KDB ( Koefisien Dasar Bangunan )
KDB
dapat dimengerti secara sederhana adalah nilai persen yang didapat
dengan membandingkan luas lantai dasar dengan luas kavling. Kalau kita
mempunyai lahan 300 m2 dan KDB yang ditentukan 60%, maka area yang dapat
kita bangun hanya 60% x 300 m2 = 180 m2. Kalau lebih dari itu artinya
kita melebihi KDB yang ditentukan. Kurangi lagi ruangan yang dianggap
tidak terlalu perlu.
Sisa lahannya digunakan untuk ruang
terbuka hijau yang berfungsi sebagai area resapan air. Kita tidak mau
khan lingkungan kita kebanjiran karean air hujan tidak tahu lagi mesti
kemana larinya.
KLB ( Koefisien Luas Bangunan )
Kalau KDB hanya melibatkan luasan
lantai dasar, maka KLB melibatkan seluruh lantai yang kita desain
termasuk lantai dasar itu sendiri.
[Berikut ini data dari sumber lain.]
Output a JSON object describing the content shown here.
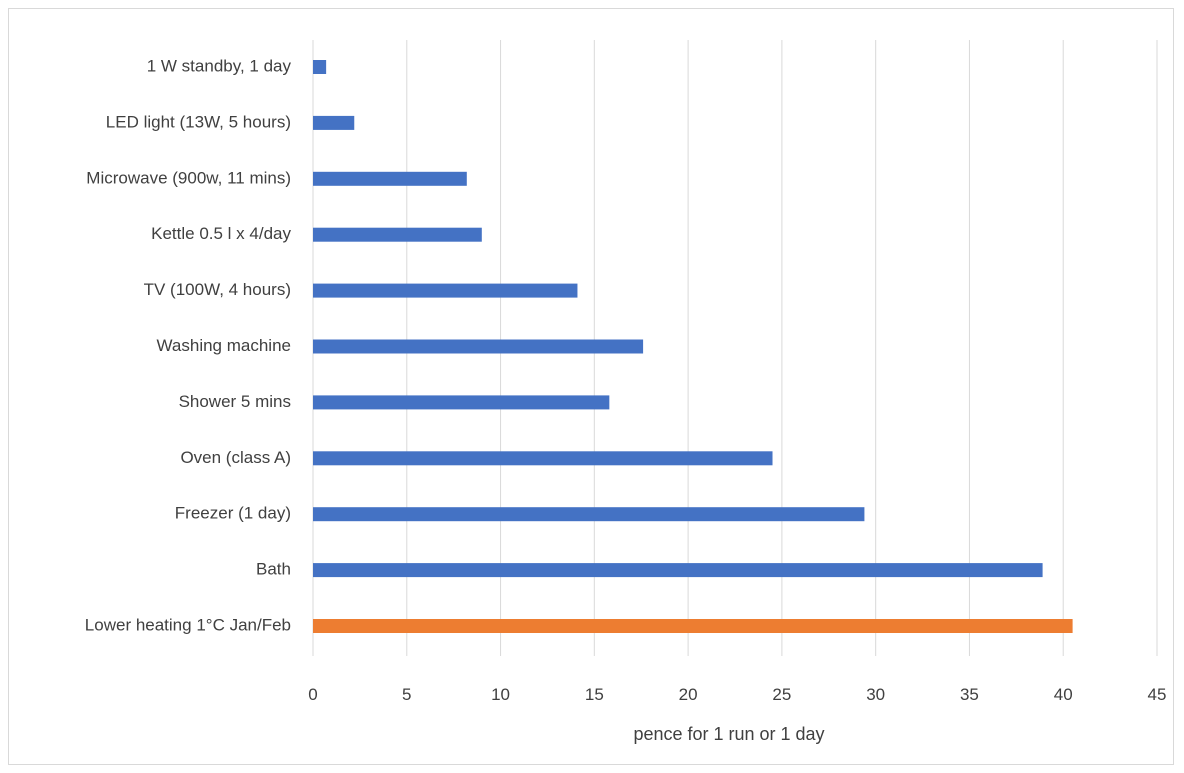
{
  "chart_data": {
    "type": "bar",
    "orientation": "horizontal",
    "categories": [
      "1 W standby, 1 day",
      "LED light (13W, 5 hours)",
      "Microwave (900w, 11 mins)",
      "Kettle 0.5 l x 4/day",
      "TV (100W, 4 hours)",
      "Washing machine",
      "Shower 5 mins",
      "Oven (class A)",
      "Freezer (1 day)",
      "Bath",
      "Lower heating 1°C Jan/Feb"
    ],
    "values": [
      0.7,
      2.2,
      8.2,
      9.0,
      14.1,
      17.6,
      15.8,
      24.5,
      29.4,
      38.9,
      40.5
    ],
    "bar_colors": [
      "#4472c4",
      "#4472c4",
      "#4472c4",
      "#4472c4",
      "#4472c4",
      "#4472c4",
      "#4472c4",
      "#4472c4",
      "#4472c4",
      "#4472c4",
      "#ed7d31"
    ],
    "xlim": [
      0,
      45
    ],
    "xticks": [
      0,
      5,
      10,
      15,
      20,
      25,
      30,
      35,
      40,
      45
    ],
    "xtick_labels": [
      "0",
      "5",
      "10",
      "15",
      "20",
      "25",
      "30",
      "35",
      "40",
      "45"
    ],
    "xlabel": "pence for 1 run or 1 day",
    "ylabel": "",
    "title": "",
    "grid": "vertical",
    "legend": "none"
  },
  "colors": {
    "primary": "#4472c4",
    "highlight": "#ed7d31",
    "grid": "#d9d9d9",
    "text": "#404040"
  }
}
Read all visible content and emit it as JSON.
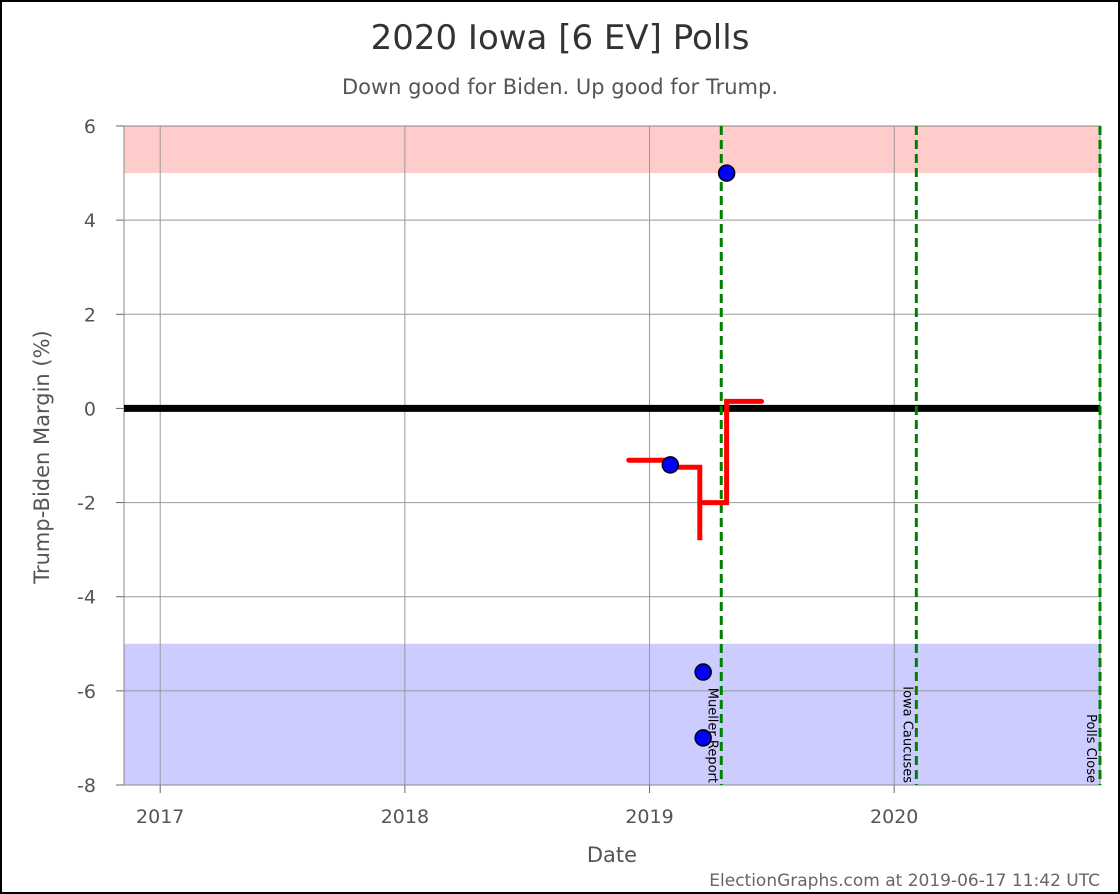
{
  "title": "2020 Iowa [6 EV] Polls",
  "subtitle": "Down good for Biden. Up good for Trump.",
  "footer": "ElectionGraphs.com at 2019-06-17 11:42 UTC",
  "colors": {
    "trump_band": "#ffcccc",
    "biden_band": "#ccccff",
    "average_line": "#ff0000",
    "poll_point": "#0000ff",
    "event_line": "#008000",
    "zero_line": "#000000",
    "grid": "#999999"
  },
  "chart_data": {
    "type": "scatter",
    "xlabel": "Date",
    "ylabel": "Trump-Biden Margin (%)",
    "xlim": [
      "2016-11-08",
      "2020-11-03"
    ],
    "ylim": [
      -8,
      6
    ],
    "x_ticks": [
      {
        "date": "2017-01-01",
        "label": "2017"
      },
      {
        "date": "2018-01-01",
        "label": "2018"
      },
      {
        "date": "2019-01-01",
        "label": "2019"
      },
      {
        "date": "2020-01-01",
        "label": "2020"
      }
    ],
    "y_ticks": [
      6,
      4,
      2,
      0,
      -2,
      -4,
      -6,
      -8
    ],
    "bands": [
      {
        "name": "trump",
        "from": 5,
        "to": 6
      },
      {
        "name": "biden",
        "from": -8,
        "to": -5
      }
    ],
    "polls": [
      {
        "date": "2019-02-01",
        "margin": -1.2
      },
      {
        "date": "2019-03-22",
        "margin": -5.6
      },
      {
        "date": "2019-03-22",
        "margin": -7.0
      },
      {
        "date": "2019-04-26",
        "margin": 5.0
      }
    ],
    "average": [
      {
        "date": "2018-12-01",
        "margin": -1.1
      },
      {
        "date": "2019-02-01",
        "margin": -1.1
      },
      {
        "date": "2019-02-01",
        "margin": -1.25
      },
      {
        "date": "2019-03-17",
        "margin": -1.25
      },
      {
        "date": "2019-03-17",
        "margin": -2.8
      },
      {
        "date": "2019-03-17",
        "margin": -2.0
      },
      {
        "date": "2019-04-26",
        "margin": -2.0
      },
      {
        "date": "2019-04-26",
        "margin": 0.15
      },
      {
        "date": "2019-06-17",
        "margin": 0.15
      }
    ],
    "events": [
      {
        "date": "2019-04-18",
        "label": "Mueller Report"
      },
      {
        "date": "2020-02-03",
        "label": "Iowa Caucuses"
      },
      {
        "date": "2020-11-03",
        "label": "Polls Close"
      }
    ]
  }
}
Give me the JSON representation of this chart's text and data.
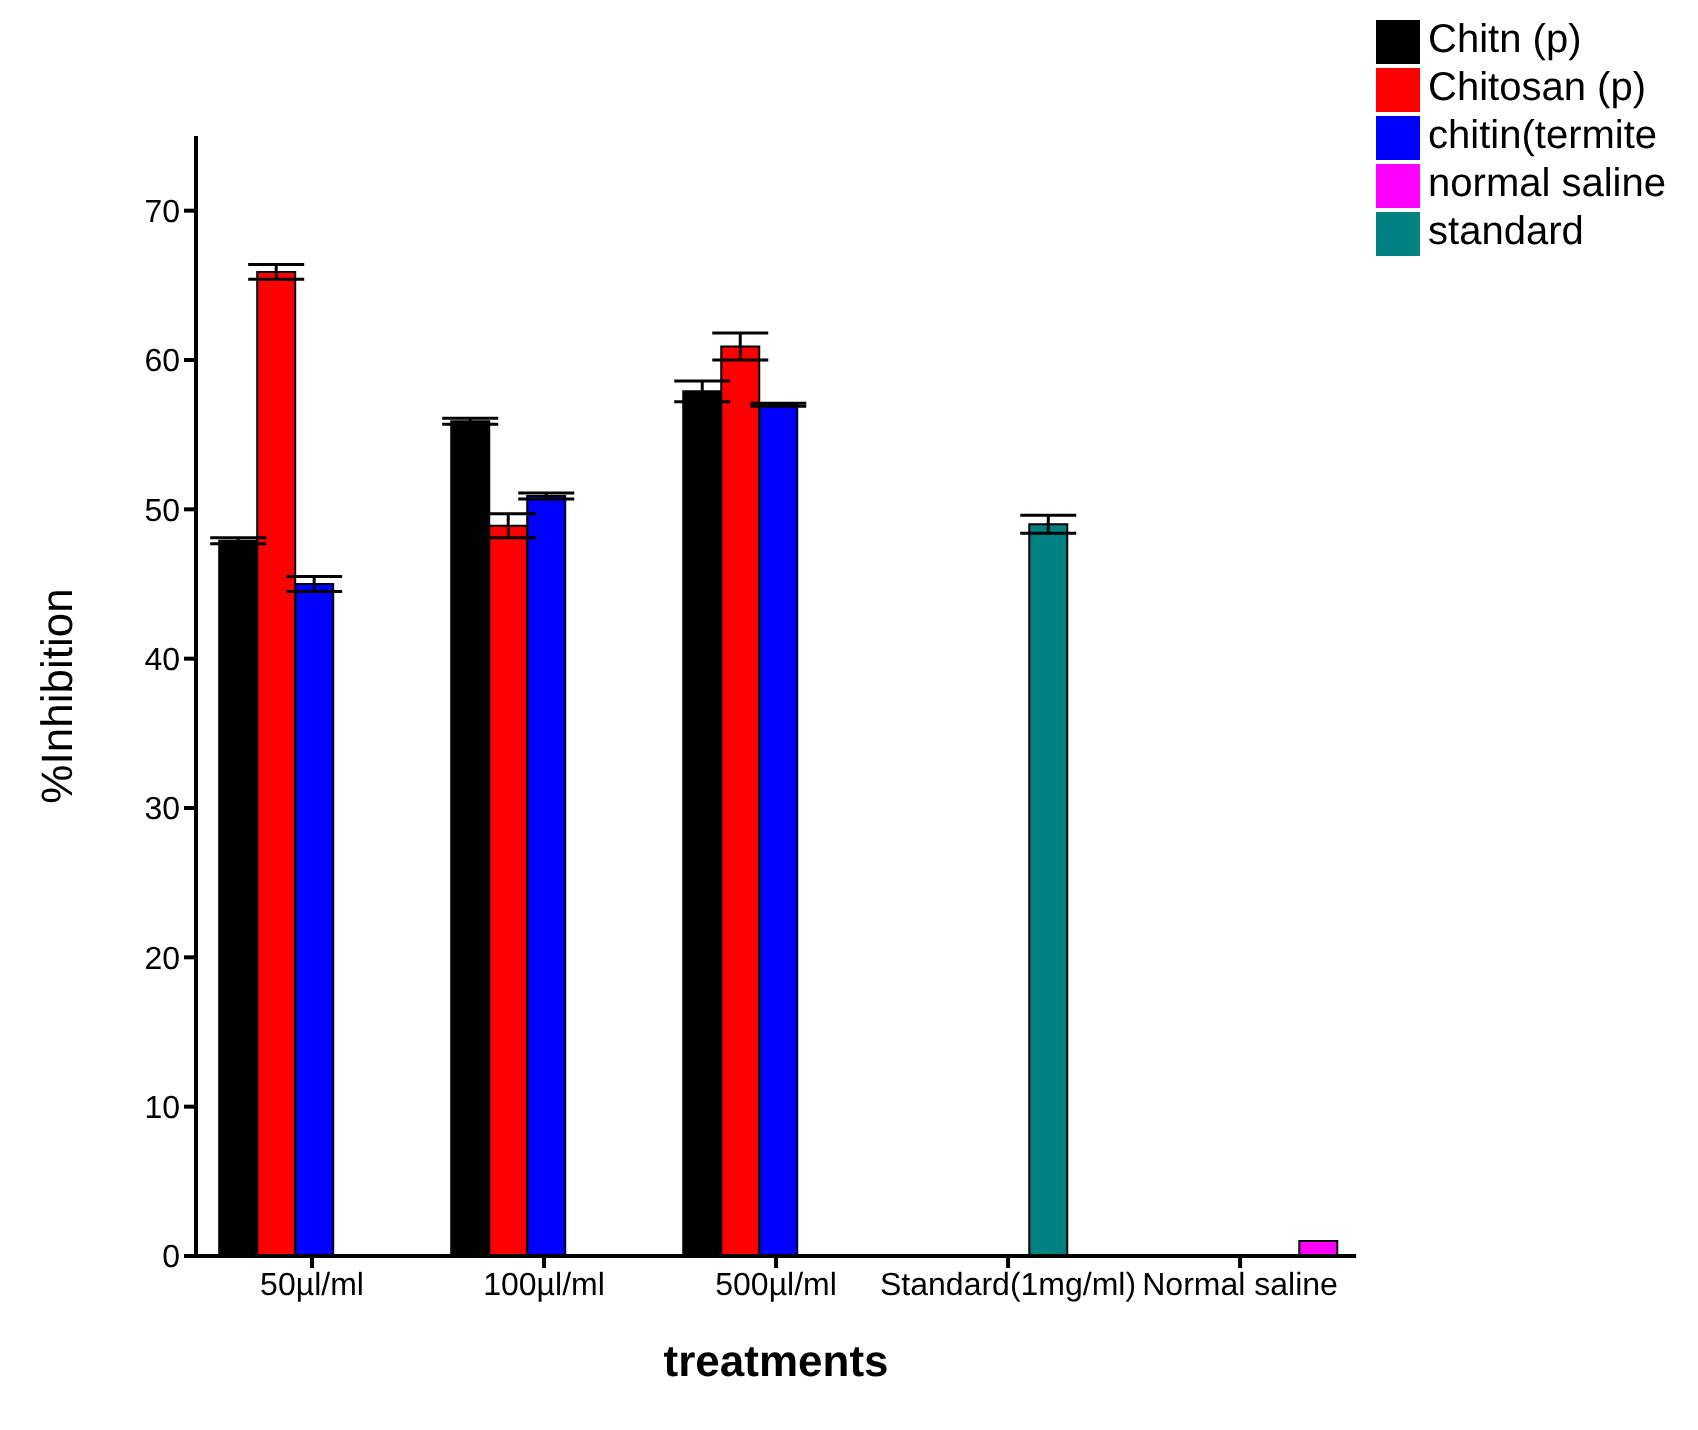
{
  "chart_data": {
    "type": "bar",
    "xlabel": "treatments",
    "ylabel": "%Inhibition",
    "categories": [
      "50µl/ml",
      "100µl/ml",
      "500µl/ml",
      "Standard(1mg/ml)",
      "Normal saline"
    ],
    "series": [
      {
        "name": "Chitn (p)",
        "color": "#000000",
        "values": [
          47.9,
          55.9,
          57.9,
          null,
          null
        ],
        "errors": [
          0.2,
          0.2,
          0.7,
          null,
          null
        ]
      },
      {
        "name": "Chitosan (p)",
        "color": "#ff0000",
        "values": [
          65.9,
          48.9,
          60.9,
          null,
          null
        ],
        "errors": [
          0.5,
          0.8,
          0.9,
          null,
          null
        ]
      },
      {
        "name": "chitin(termite",
        "color": "#0000ff",
        "values": [
          45.0,
          50.9,
          57.0,
          null,
          null
        ],
        "errors": [
          0.5,
          0.2,
          0.1,
          null,
          null
        ]
      },
      {
        "name": "standard",
        "color": "#008080",
        "values": [
          null,
          null,
          null,
          49.0,
          null
        ],
        "errors": [
          null,
          null,
          null,
          0.6,
          null
        ]
      },
      {
        "name": "normal saline",
        "color": "#ff00ff",
        "values": [
          null,
          null,
          null,
          null,
          1.0
        ]
      }
    ],
    "ylim": [
      0,
      75
    ],
    "yticks": [
      0,
      10,
      20,
      30,
      40,
      50,
      60,
      70
    ],
    "legend": "top right"
  }
}
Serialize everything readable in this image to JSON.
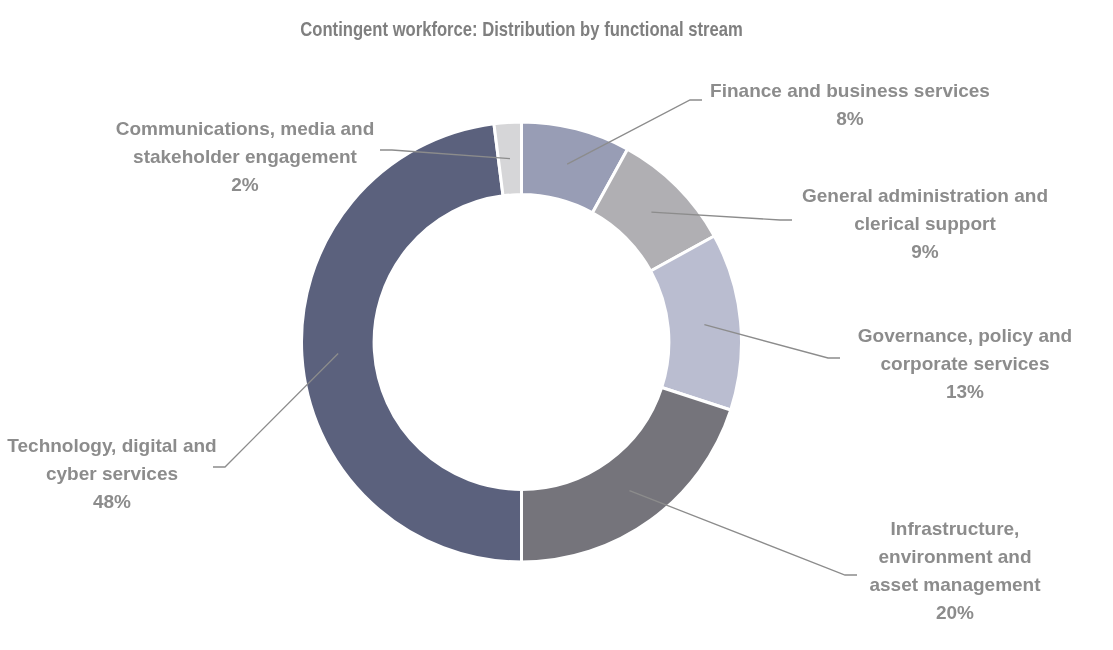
{
  "chart_data": {
    "type": "donut",
    "title": "Contingent workforce: Distribution by functional stream",
    "categories": [
      "Finance and business services",
      "General administration and clerical support",
      "Governance, policy and corporate services",
      "Infrastructure, environment and asset management",
      "Technology, digital and cyber services",
      "Communications, media and stakeholder engagement"
    ],
    "values": [
      8,
      9,
      13,
      20,
      48,
      2
    ],
    "value_labels": [
      "8%",
      "9%",
      "13%",
      "20%",
      "48%",
      "2%"
    ],
    "colors": [
      "#989db5",
      "#b0afb3",
      "#babdd0",
      "#75747b",
      "#5b617d",
      "#d6d6d8"
    ],
    "legend": false
  }
}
Cara perhitungannya tetap sama yaitu
membandingkan luasan seluruh lantai dengan luas kavling yang ada.
Contoh,
setelah kita menghitung luas lantai dasar beserta lantai atasnya
ternyata luasannya 200 m2. Kalau lahannya 200 m2, maka nilai KLB
bangunan kita adalah 1.0. Kalau ditentukan KLB di rumah kita 1.2, maka
nilai KLB kita masuk masuk. Yang tidak boleh adalah melebihi dari yang
ditentukan.
Kalau KDB ditulis dalam bentuk persen, maka KLB ditulis dalam bentuk desimal.
KETINGGIAN BANGUNAN.
Yang dimaksud dengan ketinggian
bangunan adalah berapa lantai yang diijinkan oleh developer di area
tersebut yang dapat dibangun. Ketinggian banguan ini sebenarnya hanya
untuk menciptakan skyline lingkungan yang diharapkan. Yang sering
terjadi di lapangan adalah ketinggian bangunan melebihi dari yang
ditentukan. Misalnya area tersebut adalah area perumahan dengan
ketinggian rata-rata 2 lantai, karena tanahnya kecil sementara ruangan
yang diperlukan banyak, maka rumahnya mencapai 4 lantai seperti halnya
ruko-ruko. Itu yang tidak boleh. Skyline lingkungan tidak terbentuk.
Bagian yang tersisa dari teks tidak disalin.